El valle de Haa, sigue siendo una de las regiones vírgenes del país pues estuvo cerrado para los turistas hasta el año 2001, con sus espesos bosques de coníferas y pintorescos pueblos enclavados en un fértil valle lleno de campos de cebada, trigo y mijo y sus milenarias tradiciones. En el valle de Paro, también antigua capital, destaca el monasterio o dzong de Paro, y el de Taksang. Colgando sobre una pared vertical de roca negra a 3.000 m de altitud, y dominando todo el valle, el monasterio de Taksang o “Nido del Tigre”, es una fortaleza emblemática y lugar de peregrinación desde el S.VIII, ya que según la leyenda, el Gurú Rimpoche, que trajo a estas tierras el budismo, llegó desde el Tibet al templo “montado sobre una tigresa”, y estuvo meditando durante tres meses en una cueva, de ahí viene el nombre. Taksang es de las mayores y mejor conservadas fortalezas-templo del país, una de las postales más reconocibles de Bután, y la costosa subida a pie en la que salvaremos un kilómetro de desnivel queda sobradamente compensada por la magnificencia del lugar. Seremos recibidos por los mantras que rezan los monjes mientras en su interior se queman lámparas de mantequilla y podremos disfrutar de unas vistas de vértigo.

Patrimonio intangible

Además de los paisajes y su peculiar arquitectura tradicional, Bután conserva fiestas milenarias llenas de colorido y espectacularidad. El Tsechu es la fiesta religiosa más popular. Los Tsechus son grandes reuniones sociales, que relacionan y cohesionan a la gente de los pueblos y las aldeas rurales que acuden a recibir bendiciones. Son también una buena oportunidad para la formación de mercados y el intercambio comercial entre los vecinos, es decir, es una fiesta en el sentido más amplio del término. Cada uno de los dieciséis dzongs de Bután organiza una vez al año esta fiesta, generalmente en primavera o en otoño, en honor al Gurú Rimpoche.

Es interesante hacer coincidir la estancia en Bután con alguna de estas celebraciones, pues el folklore de estas tierras es otro de sus rasgos identificativos más atractivos para los foráneos.

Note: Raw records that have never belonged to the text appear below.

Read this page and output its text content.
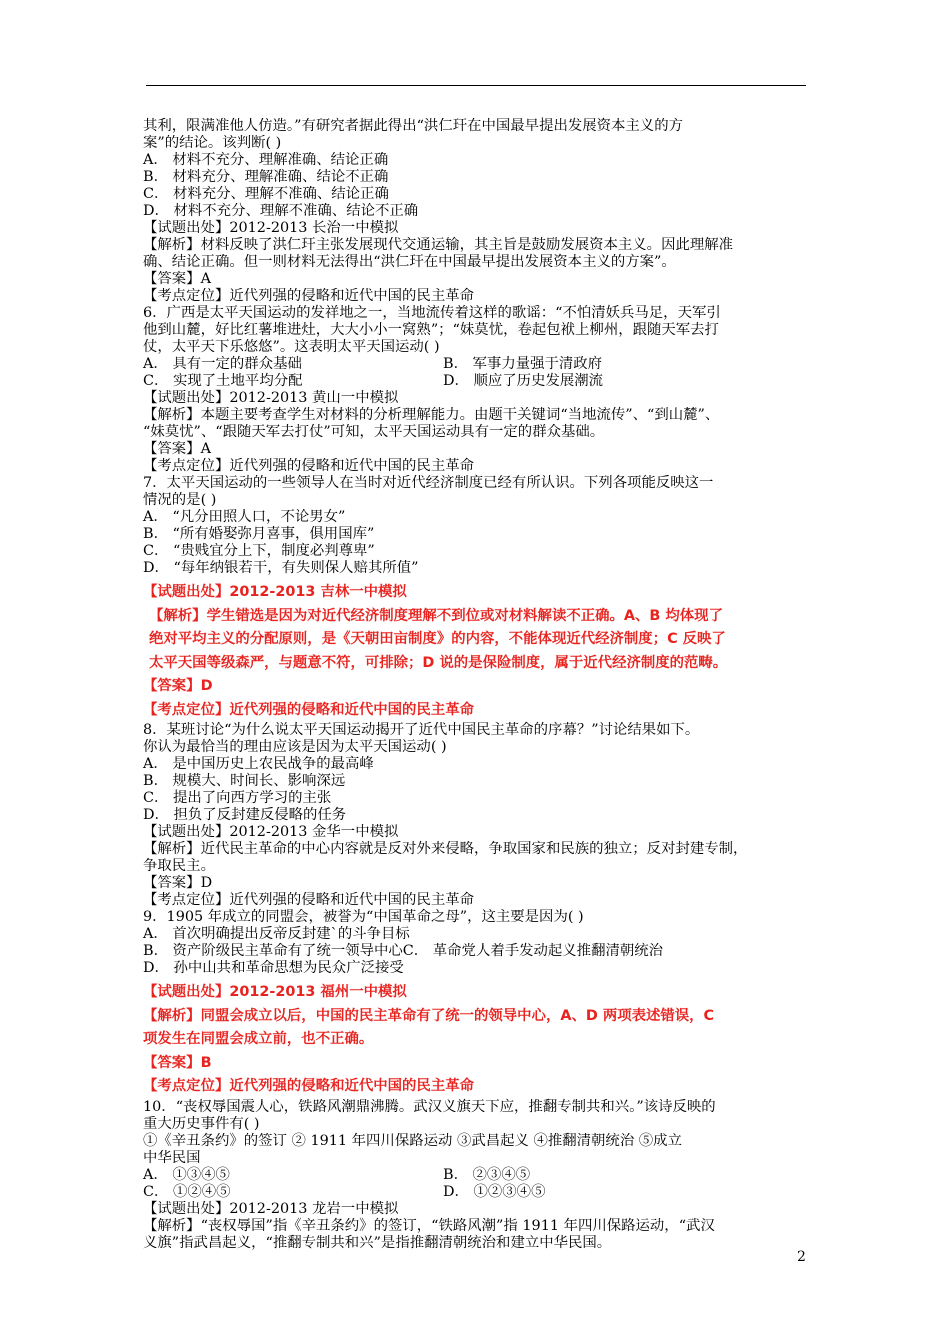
其利，限满准他人仿造。”有研究者据此得出“洪仁玕在中国最早提出发展资本主义的方
案”的结论。该判断( )
A． 材料不充分、理解准确、结论正确
B． 材料充分、理解准确、结论不正确
C． 材料充分、理解不准确、结论正确
D． 材料不充分、理解不准确、结论不正确
【试题出处】2012-2013 长治一中模拟
【解析】材料反映了洪仁玕主张发展现代交通运输，其主旨是鼓励发展资本主义。因此理解准
确、结论正确。但一则材料无法得出“洪仁玕在中国最早提出发展资本主义的方案”。
【答案】A
【考点定位】近代列强的侵略和近代中国的民主革命
6．广西是太平天国运动的发祥地之一，当地流传着这样的歌谣：“不怕清妖兵马足，天军引
他到山麓，好比红薯堆进灶，大大小小一窝熟”；“妹莫忧，卷起包袱上柳州，跟随天军去打
仗，太平天下乐悠悠”。这表明太平天国运动( )
A． 具有一定的群众基础	B． 军事力量强于清政府
C． 实现了土地平均分配	D． 顺应了历史发展潮流
【试题出处】2012-2013 黄山一中模拟
【解析】本题主要考查学生对材料的分析理解能力。由题干关键词“当地流传”、“到山麓”、
“妹莫忧”、“跟随天军去打仗”可知，太平天国运动具有一定的群众基础。
【答案】A
【考点定位】近代列强的侵略和近代中国的民主革命
7．太平天国运动的一些领导人在当时对近代经济制度已经有所认识。下列各项能反映这一
情况的是( )
A． “凡分田照人口，不论男女”
B． “所有婚娶弥月喜事，俱用国库”
C． “贵贱宜分上下，制度必判尊卑”
D． “每年纳银若干，有失则保人赔其所值”
【试题出处】2012-2013 吉林一中模拟
【解析】学生错选是因为对近代经济制度理解不到位或对材料解读不正确。A、B 均体现了
绝对平均主义的分配原则，是《天朝田亩制度》的内容，不能体现近代经济制度；C 反映了
太平天国等级森严，与题意不符，可排除；D 说的是保险制度，属于近代经济制度的范畴。
【答案】D
【考点定位】近代列强的侵略和近代中国的民主革命
8．某班讨论“为什么说太平天国运动揭开了近代中国民主革命的序幕？”讨论结果如下。
你认为最恰当的理由应该是因为太平天国运动( )
A． 是中国历史上农民战争的最高峰
B． 规模大、时间长、影响深远
C． 提出了向西方学习的主张
D． 担负了反封建反侵略的任务
【试题出处】2012-2013 金华一中模拟
【解析】近代民主革命的中心内容就是反对外来侵略，争取国家和民族的独立；反对封建专制，
争取民主。
【答案】D
【考点定位】近代列强的侵略和近代中国的民主革命
9．1905 年成立的同盟会，被誉为“中国革命之母”，这主要是因为( )
A． 首次明确提出反帝反封建`的斗争目标
B． 资产阶级民主革命有了统一领导中心C． 革命党人着手发动起义推翻清朝统治
D． 孙中山共和革命思想为民众广泛接受
【试题出处】2012-2013 福州一中模拟
【解析】同盟会成立以后，中国的民主革命有了统一的领导中心，A、D 两项表述错误，C
项发生在同盟会成立前，也不正确。
【答案】B
【考点定位】近代列强的侵略和近代中国的民主革命
10．“丧权辱国震人心，铁路风潮鼎沸腾。武汉义旗天下应，推翻专制共和兴。”该诗反映的
重大历史事件有( )
①《辛丑条约》的签订 ② 1911 年四川保路运动 ③武昌起义 ④推翻清朝统治 ⑤成立
中华民国
A． ①③④⑤	B． ②③④⑤
C． ①②④⑤	D． ①②③④⑤
【试题出处】2012-2013 龙岩一中模拟
【解析】“丧权辱国”指《辛丑条约》的签订，“铁路风潮”指 1911 年四川保路运动，“武汉
义旗”指武昌起义，“推翻专制共和兴”是指推翻清朝统治和建立中华民国。
2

La noche anterior al acontecimiento, en los valles se escucha el eco del tintineo de los platillos y tambores que ponen música y ritmo a textos sagrados recitados. Durante varios días, los monjes realizan danzas y representaciones bajo la mirada cautivada de la población que, para la ocasión, se viste con sus mejores trajes. La fiesta del Punakha Serdar, que transcurre cada año en el mes de febrero en el dzong de Punakha, es de las más espectaculares. La celebración tiene sus orígenes en la lucha que hubo entre butaneses y tibetanos en el siglo XVII cuando estos últimos vinieron a recuperar una reliquia sagrada confinada en el templo. Con la victoria del bando butanés se representa cada año la batalla que termina en una vistosa procesión.

Bután, con todo lo que puede ofrecer, es un país para la ventura y la fascinación de nuestros ojos occidentales siempre ávidos de sorpresa y autenticidad. Paseando entre la serenidad de sus aldeas y la virginidad de sus paisajes nos sentiremos parte de este grandioso escenario.